Commuting by bicycle is the perfect way to beat the infamous Maltese traffic jams, but with this summer’s heatwaves seemingly getting worse as time goes by, you do have to be a little careful.
1. Hydration is key
If you feel thirsty, your body is telling you that you are already dehydrated. Think in terms of drinking twice your normal daily average during a heatwave. As B.A.G. put it, “carrying a bottle of water isn’t just for the LifeCycle or Tour De France professionals!”
2. Dress lightly
This one might be a little obvious, but it’s still vital to keep in mind. Of course, please keep in mind basic rules of public decorum, and avoid the midday sun even if you’ve managed to dress lightly. Seriously consider investing in some tech clothing that wicks sweat away if you really can’t avoid that hill.
The bottom line is you don’t want to be that guy cycling at noon in a suit.
3. Go for flatter routes
Malta’s roads are actually full of tiny hills which go a long way into making cycling harder than it seems, but that doesn’t mean it’s impossible to avoid them. All you have to do is plan ahead a little. Pick routes which are flatter, and it will instantly make your life way easier.

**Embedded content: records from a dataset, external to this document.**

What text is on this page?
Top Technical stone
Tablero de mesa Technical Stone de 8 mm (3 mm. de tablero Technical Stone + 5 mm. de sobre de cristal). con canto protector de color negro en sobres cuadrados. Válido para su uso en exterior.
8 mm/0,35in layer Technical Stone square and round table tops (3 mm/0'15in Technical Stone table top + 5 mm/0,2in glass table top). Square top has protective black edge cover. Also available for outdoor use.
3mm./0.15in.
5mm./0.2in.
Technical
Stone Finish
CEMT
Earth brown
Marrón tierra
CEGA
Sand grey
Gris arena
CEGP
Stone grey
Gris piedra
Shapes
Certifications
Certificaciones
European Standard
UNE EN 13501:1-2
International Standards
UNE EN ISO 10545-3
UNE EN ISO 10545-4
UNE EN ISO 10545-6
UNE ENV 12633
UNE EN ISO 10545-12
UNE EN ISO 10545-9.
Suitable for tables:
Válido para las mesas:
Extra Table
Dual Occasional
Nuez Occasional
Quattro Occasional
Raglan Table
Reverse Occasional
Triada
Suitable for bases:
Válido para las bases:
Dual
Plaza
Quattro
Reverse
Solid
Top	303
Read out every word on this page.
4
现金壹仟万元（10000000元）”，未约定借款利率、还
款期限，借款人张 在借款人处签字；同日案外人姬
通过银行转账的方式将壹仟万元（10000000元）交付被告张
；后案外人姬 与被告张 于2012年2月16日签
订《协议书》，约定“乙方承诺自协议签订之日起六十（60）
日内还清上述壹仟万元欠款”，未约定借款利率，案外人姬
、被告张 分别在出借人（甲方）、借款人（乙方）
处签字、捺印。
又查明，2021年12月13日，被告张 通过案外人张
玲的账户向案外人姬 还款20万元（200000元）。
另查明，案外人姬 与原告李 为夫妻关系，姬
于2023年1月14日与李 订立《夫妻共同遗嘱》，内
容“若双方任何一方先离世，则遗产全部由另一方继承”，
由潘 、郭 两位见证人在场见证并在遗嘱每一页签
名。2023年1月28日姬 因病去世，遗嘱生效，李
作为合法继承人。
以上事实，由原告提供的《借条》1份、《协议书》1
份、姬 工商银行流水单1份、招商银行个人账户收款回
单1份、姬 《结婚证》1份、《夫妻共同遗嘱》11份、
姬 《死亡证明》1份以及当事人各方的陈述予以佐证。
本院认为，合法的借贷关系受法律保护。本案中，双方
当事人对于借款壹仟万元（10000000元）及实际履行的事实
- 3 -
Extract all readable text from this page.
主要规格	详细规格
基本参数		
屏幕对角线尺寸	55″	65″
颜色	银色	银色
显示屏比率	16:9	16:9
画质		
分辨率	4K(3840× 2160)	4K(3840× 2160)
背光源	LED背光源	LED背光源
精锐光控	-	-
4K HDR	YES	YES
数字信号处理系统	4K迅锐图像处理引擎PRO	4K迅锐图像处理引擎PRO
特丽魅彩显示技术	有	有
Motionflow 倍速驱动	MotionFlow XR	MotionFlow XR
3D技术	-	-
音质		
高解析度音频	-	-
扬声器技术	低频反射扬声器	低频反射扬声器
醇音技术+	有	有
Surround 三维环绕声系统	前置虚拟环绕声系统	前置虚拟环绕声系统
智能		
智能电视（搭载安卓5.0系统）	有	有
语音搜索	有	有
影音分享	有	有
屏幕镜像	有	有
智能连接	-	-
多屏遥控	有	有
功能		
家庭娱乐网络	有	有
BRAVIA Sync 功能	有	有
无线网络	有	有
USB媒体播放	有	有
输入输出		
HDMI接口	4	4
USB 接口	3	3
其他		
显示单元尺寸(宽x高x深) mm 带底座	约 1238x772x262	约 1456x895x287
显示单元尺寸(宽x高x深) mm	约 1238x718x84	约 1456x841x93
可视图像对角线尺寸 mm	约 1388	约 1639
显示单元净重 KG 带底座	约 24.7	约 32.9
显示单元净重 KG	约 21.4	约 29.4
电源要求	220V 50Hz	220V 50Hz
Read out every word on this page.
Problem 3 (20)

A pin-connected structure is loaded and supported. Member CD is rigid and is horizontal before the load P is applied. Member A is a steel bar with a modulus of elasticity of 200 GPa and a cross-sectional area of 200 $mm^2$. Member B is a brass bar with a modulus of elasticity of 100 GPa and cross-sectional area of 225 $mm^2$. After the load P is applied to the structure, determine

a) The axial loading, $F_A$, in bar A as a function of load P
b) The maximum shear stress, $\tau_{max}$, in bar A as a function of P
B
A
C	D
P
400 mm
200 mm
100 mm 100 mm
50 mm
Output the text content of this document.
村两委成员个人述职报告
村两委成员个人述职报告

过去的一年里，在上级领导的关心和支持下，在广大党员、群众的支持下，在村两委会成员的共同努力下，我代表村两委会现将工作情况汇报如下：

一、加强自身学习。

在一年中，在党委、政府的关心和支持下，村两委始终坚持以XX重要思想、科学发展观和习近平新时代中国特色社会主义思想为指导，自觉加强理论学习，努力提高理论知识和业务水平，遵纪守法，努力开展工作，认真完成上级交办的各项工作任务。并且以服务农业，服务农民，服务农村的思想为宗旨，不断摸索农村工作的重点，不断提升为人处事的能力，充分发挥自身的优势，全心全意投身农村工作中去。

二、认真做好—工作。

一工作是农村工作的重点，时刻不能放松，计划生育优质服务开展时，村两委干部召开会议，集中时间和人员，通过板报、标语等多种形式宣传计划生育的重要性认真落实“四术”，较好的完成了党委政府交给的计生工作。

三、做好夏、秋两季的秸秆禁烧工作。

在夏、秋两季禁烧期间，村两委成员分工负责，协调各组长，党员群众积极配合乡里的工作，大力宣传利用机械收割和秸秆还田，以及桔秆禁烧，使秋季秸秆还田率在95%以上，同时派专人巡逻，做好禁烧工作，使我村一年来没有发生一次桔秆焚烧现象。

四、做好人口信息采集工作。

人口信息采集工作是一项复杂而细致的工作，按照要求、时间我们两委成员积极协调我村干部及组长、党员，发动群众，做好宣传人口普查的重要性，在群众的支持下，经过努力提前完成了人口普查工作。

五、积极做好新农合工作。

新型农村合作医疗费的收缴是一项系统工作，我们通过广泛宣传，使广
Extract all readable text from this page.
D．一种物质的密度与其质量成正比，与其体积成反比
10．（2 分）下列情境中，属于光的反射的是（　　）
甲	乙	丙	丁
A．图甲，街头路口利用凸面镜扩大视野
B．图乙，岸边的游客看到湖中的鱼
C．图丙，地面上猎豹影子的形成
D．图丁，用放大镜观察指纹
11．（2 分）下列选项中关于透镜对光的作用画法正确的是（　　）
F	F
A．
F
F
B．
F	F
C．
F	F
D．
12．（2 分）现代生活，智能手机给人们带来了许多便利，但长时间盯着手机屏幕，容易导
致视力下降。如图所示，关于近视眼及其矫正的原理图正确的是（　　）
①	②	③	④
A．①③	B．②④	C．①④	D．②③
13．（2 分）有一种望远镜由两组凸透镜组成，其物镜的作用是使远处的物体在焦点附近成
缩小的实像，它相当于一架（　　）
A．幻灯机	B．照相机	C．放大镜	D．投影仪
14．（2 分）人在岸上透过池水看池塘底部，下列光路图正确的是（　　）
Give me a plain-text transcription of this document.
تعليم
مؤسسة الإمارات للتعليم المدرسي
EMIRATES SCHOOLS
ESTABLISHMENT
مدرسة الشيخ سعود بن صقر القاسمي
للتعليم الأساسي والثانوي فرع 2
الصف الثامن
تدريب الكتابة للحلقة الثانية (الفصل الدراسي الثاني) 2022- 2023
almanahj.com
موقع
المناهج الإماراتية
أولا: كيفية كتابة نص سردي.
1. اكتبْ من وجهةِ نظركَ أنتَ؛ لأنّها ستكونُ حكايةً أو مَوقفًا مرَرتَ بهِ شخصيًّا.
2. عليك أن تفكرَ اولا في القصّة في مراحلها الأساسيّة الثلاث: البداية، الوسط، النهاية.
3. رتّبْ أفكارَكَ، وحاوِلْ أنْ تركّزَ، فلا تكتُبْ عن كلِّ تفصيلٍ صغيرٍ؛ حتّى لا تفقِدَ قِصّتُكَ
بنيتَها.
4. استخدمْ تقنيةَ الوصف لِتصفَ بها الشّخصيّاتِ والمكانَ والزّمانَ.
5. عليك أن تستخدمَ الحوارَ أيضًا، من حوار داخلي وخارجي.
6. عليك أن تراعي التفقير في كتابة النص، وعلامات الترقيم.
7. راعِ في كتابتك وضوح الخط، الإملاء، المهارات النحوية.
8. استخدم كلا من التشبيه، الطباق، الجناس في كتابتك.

4. Learn how to work the shade
Early mornings and late afternoons are very different when it comes to sunlight, so find out which roads are in shade at which times. o work these new shady lanes into your commute.
5. Your bike is your luggage-carrying friend
It’s only going to be hotter (and harder) if you’re cycling with more stuff on your back, so get as much off you and onto your bike as you can. Ditch the backpack you carry your work clothes in for panniers, a saddle bag or a handlebar bag.
Don’t be bogged down with all the clothes and bags that you don’t need to be carrying, it only make things worse.
6. Don’t forget to take care of your helmet
Sure, your bike is probably your precious baby, but don’t forget that your helmet also needs some TLC. There are better ways to make sure it – and the interior pads – lasts longer. Instead of removing pads that get sweaty, leave them in and rinse the entire helmet.
Also, a bandana under your helmet can really help to either soak up any sweat, or to keep your head cool by wetting it before leaving. Double awesome.